Título: Projeto do aborto chega à Câmara
Autor: Lígia Formenti
Fonte: O Estado de São Paulo, 28/09/2005, Vida&, p. A19

Depois de enfrentar resistências por mais de um mês, a ministra da Secretaria Especial de Políticas para Mulheres, Nilcéa Freire, conseguiu o aval para apresentar na Comissão de Seguridade da Câmara a proposta para descriminar o aborto. A presença da ministra foi confirmada minutos antes do início da solenidade, logo depois de uma reunião que teve com o presidente Luiz Inácio Lula da Silva justamente para discutir o assunto. Nilcéa se atrasou, mas sua chegada teve gosto de vitória para as feministas. Ela entrou pela porta junto da platéia, foi aplaudida e cantou o Hino Nacional. Até o início da tarde, poucos imaginavam esse desfecho. As avaliações eram as de que a entrega da proposta da descriminação do aborto seria feita por integrantes da comissão tripartite criada pelo próprio governo para discutir a revisão da lei, o que reduziria os holofotes sobre a discussão.

Integrada por 18 pessoas que representavam a sociedade civil, o Executivo e o Legislativo, a comissão reuniu-se entre abril e agosto. Por maioria, propôs a liberação do aborto até a 12ª semana de gestação. Para casos em que a gravidez é fruto de violência, o prazo é de 20 semanas. Pela proposta, a gestante poderá fazer a interrupção da gravidez em serviços públicos ou, se tiver plano de saúde, num hospital conveniado, sem necessidade de carência.

A reviravolta foi desenhada ontem mesmo. Na semana passada, cansados de esperar uma confirmação do governo, integrantes de movimentos sociais decidiram tomar a liderança e apresentar, por conta própria, o projeto no Congresso. O grupo não escondia indignação com o governo, que paralisara o andamento da proposta. Uma atitude que eles atribuíram à pressão da Igreja e à crise política.

Gilberta Soares, da Jornadas pelo Aborto Seguro, movimento que reúne mais de 40 ONGs, avaliava que o governo não queria dispensar um importante aliado neste período de crise, a Igreja. E citava uma carta, enviada pelo presidente Lula à Conferência Nacional dos Bispos do Brasil (CNBB), em agosto, em que ele se comprometia em lutar pela vida.

Na reunião de ontem, a ministra tentou convencer o presidente de que a entrega do parecer na Câmara representaria apenas o desfecho de um processo iniciado durante uma conferência feminista, em que foi decidido que o País precisava rever a legislação, não parecendo um projeto de governo. Em seu discurso, ela procurou enfatizar que a posição da tripartite não havia sido unânime, mas da maioria de seus integrantes. E que o consenso era de vários setores da sociedade, incluindo o Legislativo.

Ao fim da cerimônia, Nicéa não quis esclarecer se o governo apoiaria a aprovação do projeto - posição bem distinta da que ela adotou em agosto, quando a comissão havia concluído os trabalhos. Maria Laura Pinheiro, coordenadora da comissão e integrante da secretaria, também foi evasiva. "Se formos chamados pela comissão, viremos. Mas nossa participação será restrita a isso."

Para feministas a entrega do projeto pela ministra já basta. "Não há dúvida de que com isso a discussão chega a um outro patamar", avalia Lia Zanotta, integrante da comissão.

"Vou levar o projeto para votação", afirmou o presidente da Comissão de Seguridade, deputado Benedito Dias (PP-AP). "Podem ficar tranqüilas. O projeto não ficará no fundo da gaveta", completou. A proposta da comissão será incorporada ao substitutivo que tem a deputada Jandira Feghali (PC do B-RJ) como relatora. Jandira, que há mais de oito anos luta pela liberação do aborto, sabe das dificuldades que terá de enfrentar. "As resistências são inúmeras.
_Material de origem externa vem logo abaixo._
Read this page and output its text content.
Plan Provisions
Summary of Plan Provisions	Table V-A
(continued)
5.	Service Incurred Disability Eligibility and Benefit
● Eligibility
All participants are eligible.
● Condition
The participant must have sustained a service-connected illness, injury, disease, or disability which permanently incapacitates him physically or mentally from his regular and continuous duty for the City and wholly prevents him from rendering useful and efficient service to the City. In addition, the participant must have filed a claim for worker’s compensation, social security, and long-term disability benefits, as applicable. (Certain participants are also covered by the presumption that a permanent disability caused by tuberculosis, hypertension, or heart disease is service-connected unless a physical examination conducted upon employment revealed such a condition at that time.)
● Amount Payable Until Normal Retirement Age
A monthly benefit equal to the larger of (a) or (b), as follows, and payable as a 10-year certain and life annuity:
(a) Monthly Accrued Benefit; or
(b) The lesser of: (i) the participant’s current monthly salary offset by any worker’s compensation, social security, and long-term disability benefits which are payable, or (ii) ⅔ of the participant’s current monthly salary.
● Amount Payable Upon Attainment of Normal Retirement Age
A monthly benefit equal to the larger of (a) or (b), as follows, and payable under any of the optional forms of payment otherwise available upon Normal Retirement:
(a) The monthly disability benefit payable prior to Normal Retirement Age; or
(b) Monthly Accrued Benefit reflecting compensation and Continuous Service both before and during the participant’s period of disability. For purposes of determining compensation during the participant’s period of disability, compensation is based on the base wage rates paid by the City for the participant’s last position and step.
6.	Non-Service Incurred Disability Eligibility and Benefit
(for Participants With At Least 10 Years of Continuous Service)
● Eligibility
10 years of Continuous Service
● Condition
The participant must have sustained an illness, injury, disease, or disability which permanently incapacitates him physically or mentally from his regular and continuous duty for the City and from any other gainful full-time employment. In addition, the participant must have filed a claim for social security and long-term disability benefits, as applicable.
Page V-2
No Congresso, isso vale não só para aborto, mas também para planejamento familiar", observa. "Não sei a que vida tal grupo tenta preservar. O aborto hoje representa a 4ª causa de morte de mulheres no País."
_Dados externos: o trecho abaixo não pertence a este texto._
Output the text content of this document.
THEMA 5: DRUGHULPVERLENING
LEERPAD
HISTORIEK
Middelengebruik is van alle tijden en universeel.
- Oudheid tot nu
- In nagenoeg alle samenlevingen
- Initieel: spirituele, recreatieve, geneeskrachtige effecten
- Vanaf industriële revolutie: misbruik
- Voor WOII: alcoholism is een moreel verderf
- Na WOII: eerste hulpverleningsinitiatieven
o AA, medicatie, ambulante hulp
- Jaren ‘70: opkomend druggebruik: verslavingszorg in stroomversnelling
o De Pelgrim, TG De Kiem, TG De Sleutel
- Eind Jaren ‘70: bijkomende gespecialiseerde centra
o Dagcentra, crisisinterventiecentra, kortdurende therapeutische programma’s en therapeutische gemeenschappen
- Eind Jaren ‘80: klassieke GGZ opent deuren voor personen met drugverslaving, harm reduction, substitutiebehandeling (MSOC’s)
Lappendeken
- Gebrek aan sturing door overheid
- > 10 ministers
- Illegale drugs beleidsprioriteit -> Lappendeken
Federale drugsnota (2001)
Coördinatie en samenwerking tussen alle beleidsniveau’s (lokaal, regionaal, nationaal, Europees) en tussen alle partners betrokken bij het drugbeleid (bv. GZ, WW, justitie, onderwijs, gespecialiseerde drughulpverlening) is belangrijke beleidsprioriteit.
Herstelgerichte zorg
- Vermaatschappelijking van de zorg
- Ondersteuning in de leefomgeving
A deputada deve agora mapear qual a receptividade do projeto na própria Comissão de Seguridade. Entre os opositores à liberação do aborto está a deputada Angela Guadagnin (PT-SP), que também integrou a comissão tripartite. Em seu discurso, Jandira citou chantagens e medo de assumir algumas posições polêmicas.
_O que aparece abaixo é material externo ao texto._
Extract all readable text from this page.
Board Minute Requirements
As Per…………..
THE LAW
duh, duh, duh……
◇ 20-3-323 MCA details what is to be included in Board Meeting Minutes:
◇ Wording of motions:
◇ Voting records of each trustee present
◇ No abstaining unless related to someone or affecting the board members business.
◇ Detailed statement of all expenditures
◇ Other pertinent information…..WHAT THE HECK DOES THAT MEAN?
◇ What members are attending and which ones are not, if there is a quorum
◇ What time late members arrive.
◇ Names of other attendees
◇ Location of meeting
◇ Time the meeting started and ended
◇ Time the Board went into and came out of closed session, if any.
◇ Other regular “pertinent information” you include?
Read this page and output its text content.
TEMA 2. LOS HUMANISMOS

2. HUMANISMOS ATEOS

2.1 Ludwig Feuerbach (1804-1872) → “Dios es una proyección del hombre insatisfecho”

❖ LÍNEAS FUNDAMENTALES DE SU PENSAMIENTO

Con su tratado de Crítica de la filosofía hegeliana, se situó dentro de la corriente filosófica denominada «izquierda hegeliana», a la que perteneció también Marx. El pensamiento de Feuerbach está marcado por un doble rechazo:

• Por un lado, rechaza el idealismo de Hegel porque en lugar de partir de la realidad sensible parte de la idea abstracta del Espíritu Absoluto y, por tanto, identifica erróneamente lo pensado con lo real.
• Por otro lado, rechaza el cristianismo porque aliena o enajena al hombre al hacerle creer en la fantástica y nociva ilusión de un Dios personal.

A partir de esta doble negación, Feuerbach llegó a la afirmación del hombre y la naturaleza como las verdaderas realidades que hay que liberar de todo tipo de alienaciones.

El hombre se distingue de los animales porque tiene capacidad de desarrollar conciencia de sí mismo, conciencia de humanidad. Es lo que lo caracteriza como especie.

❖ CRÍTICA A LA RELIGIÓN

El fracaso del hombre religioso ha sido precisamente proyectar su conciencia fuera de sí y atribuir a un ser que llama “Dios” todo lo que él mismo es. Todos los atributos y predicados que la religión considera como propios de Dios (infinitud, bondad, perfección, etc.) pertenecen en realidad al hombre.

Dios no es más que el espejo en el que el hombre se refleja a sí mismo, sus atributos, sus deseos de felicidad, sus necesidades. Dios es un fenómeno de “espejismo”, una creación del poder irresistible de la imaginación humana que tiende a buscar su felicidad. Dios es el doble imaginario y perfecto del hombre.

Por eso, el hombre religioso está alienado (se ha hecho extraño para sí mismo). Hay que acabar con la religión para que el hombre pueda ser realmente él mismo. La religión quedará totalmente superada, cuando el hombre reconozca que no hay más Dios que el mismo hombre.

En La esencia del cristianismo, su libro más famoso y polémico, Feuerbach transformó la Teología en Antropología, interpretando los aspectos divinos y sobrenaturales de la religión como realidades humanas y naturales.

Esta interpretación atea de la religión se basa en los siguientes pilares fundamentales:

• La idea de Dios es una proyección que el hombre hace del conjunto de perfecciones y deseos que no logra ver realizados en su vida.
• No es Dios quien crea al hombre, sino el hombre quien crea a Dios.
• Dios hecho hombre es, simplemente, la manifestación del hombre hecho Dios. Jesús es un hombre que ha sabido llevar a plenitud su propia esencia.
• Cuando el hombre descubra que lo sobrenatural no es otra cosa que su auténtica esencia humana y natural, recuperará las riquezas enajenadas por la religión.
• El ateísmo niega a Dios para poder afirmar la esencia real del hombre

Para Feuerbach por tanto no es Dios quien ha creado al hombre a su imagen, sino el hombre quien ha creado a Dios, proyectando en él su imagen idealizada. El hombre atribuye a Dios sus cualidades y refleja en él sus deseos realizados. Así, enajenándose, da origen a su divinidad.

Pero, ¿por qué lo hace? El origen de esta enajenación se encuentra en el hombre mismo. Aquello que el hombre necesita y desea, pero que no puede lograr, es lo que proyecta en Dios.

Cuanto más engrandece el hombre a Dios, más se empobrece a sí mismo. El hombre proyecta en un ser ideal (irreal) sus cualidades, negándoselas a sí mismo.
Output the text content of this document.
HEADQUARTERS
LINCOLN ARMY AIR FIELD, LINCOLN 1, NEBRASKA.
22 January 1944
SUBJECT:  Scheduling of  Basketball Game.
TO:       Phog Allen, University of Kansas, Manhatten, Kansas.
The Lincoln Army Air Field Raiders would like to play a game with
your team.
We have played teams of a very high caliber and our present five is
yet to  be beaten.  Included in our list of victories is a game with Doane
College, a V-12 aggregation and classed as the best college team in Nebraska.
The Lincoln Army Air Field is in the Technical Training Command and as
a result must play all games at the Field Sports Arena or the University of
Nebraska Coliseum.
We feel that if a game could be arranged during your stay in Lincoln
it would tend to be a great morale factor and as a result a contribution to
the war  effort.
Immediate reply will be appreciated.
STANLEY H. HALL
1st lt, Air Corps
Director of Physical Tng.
O secretário geral da CNBB, d. Odilo Scherer, não escondeu sua decepção. "Esperávamos que isso não fosse acontecer, que o Executivo refletisse e não apresentasse a proposta." O secretário afirmou esperar, agora, que o Congresso reformule profundamente o projeto. "E que não se legisle contra a vida de nenhum ser humano, sobretudo seres inocentes, que ainda não nasceram."